子供のように泣き出して抱きついてきた。真実を暴こうと考えて罠をしかけたが、無実の彼女がトラウマになったらどうしようかと思いながら、頭を優しく撫でて落ち着かせる。


「···何?どういうことっ!?」


サキナ·ダレシアが上体を上げて詰問口調で問いかけてきた。


「おかしいと感じていた。君はこの2人を巻き込んで、俺達スレイヤーを排除しようとしたのかな?」


顔を真っ赤にして絶句するサキナ。


「君が主犯とされたら罪は重いんじゃないのか?大公閣下の依頼を利用して、スレイヤー十数人と、同僚を罠に嵌めて命を奪おうとしたんだ。」


「ち···違う。

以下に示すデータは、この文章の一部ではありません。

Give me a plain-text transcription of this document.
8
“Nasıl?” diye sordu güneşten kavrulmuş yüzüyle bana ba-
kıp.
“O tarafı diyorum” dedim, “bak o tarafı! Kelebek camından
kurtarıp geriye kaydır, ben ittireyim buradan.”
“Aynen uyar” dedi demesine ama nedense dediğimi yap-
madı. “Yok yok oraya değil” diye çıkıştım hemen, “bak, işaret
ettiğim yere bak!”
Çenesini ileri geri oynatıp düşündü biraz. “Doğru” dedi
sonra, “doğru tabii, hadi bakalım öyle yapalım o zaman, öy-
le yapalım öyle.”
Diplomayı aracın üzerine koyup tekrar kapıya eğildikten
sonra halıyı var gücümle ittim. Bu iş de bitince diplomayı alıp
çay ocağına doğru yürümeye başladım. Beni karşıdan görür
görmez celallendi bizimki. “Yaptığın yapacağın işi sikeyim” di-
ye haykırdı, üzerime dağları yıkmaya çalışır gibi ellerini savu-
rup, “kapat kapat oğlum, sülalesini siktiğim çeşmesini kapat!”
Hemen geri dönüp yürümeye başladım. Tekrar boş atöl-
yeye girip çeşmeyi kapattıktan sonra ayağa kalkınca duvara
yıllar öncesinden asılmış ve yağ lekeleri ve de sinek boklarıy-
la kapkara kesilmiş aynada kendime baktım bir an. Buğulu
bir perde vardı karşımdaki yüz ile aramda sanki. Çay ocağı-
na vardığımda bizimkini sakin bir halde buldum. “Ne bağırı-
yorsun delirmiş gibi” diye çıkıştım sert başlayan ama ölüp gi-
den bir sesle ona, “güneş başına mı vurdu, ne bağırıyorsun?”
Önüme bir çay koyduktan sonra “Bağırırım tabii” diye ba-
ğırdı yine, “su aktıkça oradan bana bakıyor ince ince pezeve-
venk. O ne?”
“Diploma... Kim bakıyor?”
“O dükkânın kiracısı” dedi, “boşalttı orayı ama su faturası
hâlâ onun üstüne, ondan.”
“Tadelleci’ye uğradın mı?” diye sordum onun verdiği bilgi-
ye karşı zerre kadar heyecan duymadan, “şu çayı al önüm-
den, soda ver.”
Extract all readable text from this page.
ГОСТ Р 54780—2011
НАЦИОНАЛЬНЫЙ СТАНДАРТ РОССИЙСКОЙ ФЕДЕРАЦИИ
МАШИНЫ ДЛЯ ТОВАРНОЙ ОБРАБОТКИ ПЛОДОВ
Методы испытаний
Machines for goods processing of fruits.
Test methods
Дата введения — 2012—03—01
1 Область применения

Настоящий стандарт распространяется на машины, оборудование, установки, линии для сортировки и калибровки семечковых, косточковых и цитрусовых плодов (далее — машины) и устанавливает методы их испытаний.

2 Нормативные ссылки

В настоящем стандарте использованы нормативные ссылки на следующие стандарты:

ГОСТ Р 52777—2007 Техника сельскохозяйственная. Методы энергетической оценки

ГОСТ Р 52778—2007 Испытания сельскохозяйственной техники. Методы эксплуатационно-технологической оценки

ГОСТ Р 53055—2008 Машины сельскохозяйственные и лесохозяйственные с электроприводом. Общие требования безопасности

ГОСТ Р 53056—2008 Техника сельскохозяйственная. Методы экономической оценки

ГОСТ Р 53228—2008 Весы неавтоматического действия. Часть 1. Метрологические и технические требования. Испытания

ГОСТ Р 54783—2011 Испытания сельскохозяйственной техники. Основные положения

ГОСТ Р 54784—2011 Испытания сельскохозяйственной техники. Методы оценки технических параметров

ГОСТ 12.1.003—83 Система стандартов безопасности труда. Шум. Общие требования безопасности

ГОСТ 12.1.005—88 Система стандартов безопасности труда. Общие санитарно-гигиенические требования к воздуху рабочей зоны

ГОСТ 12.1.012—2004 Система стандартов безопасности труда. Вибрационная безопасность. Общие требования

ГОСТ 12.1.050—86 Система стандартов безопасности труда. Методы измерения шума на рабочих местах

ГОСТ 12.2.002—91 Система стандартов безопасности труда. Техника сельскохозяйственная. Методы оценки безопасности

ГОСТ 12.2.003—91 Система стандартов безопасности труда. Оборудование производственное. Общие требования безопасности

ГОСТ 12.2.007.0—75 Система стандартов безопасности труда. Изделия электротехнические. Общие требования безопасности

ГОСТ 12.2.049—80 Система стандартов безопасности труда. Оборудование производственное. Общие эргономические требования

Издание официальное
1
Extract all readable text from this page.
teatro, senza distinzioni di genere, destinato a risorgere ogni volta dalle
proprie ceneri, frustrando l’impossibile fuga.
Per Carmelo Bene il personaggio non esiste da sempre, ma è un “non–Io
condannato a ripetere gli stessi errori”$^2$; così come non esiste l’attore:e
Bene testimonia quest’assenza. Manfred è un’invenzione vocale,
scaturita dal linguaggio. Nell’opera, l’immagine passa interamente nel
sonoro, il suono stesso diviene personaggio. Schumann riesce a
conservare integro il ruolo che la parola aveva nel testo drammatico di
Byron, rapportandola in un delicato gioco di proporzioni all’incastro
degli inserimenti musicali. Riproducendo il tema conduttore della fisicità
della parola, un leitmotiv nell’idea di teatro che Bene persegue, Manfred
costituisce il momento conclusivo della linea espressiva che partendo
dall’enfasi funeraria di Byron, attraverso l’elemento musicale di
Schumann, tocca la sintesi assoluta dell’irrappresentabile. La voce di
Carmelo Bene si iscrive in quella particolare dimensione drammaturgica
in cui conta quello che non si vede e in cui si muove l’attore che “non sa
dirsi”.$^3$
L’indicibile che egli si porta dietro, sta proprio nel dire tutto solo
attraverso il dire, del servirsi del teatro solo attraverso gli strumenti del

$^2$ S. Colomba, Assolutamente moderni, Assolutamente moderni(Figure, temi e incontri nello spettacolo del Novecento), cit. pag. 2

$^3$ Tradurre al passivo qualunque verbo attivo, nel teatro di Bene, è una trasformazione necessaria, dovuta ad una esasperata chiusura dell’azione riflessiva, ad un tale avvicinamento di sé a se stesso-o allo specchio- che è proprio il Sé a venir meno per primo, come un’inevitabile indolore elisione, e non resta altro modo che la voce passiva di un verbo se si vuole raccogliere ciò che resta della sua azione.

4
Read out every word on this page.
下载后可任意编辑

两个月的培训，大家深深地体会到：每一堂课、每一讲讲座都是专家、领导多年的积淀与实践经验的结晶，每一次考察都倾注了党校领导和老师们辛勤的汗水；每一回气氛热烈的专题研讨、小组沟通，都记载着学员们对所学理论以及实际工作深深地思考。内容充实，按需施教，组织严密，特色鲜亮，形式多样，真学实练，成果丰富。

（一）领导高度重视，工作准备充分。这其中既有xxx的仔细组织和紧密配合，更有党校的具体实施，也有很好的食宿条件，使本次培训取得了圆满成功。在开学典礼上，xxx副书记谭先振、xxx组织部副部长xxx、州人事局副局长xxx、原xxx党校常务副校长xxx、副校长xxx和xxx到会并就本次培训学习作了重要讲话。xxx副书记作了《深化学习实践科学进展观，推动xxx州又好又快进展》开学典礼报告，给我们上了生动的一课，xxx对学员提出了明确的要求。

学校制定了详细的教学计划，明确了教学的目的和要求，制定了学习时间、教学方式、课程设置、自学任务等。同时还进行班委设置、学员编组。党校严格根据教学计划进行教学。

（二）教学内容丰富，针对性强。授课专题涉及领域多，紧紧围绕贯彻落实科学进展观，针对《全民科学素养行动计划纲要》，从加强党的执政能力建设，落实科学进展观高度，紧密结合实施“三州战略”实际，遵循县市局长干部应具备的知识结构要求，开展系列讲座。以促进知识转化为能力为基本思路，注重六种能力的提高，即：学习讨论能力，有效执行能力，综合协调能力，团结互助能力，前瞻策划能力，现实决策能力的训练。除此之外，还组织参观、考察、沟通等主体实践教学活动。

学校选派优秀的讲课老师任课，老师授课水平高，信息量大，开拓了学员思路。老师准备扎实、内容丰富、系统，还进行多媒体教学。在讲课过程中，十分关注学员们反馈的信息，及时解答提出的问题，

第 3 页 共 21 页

私は使命を果たしただけよ!2人の身に危険が及ぶなんて聞いてない!!」


サキナ·ダレシアは必死の表情で弁解を始めた。


「どういうことなんだ!?」


俺とサキナのやり取りに、デュエル·ソルバが割って入った。


「ソルバ司祭、信じてください!私はあなた方を危険な目に遭わせるつもりはありませんでした!!」


「落ち着きなさい。そして真実を話すのだ。このままでは君は重罪に問われるかもしれない。」


「そんな···。」


サキナ·ダレシアは血の気が引いた表情となり、小刻みに震えていた。


「大丈夫だ。君は敬虔なシスターとしての使命を果たしたのだろう?それならば、その使命について話をしてくれれば良い。」


「···············。」


「何も語らないのでは、君が主犯として反社会的な行動を取ったという事実だけが残る。しかし、使命としての行動であったのなら、その責任は命じた者にあるはずだ。君が盲目的な信仰から今回の件に関わったのであれば、それに関して個人としての罪は不問になるかもしれない。」


さすが神父と言うべきだろう。

説法に長けている。サキナ·ダレシアはしばらく無言だったが、意を決したようにポツリポツリと語りだしたのだった。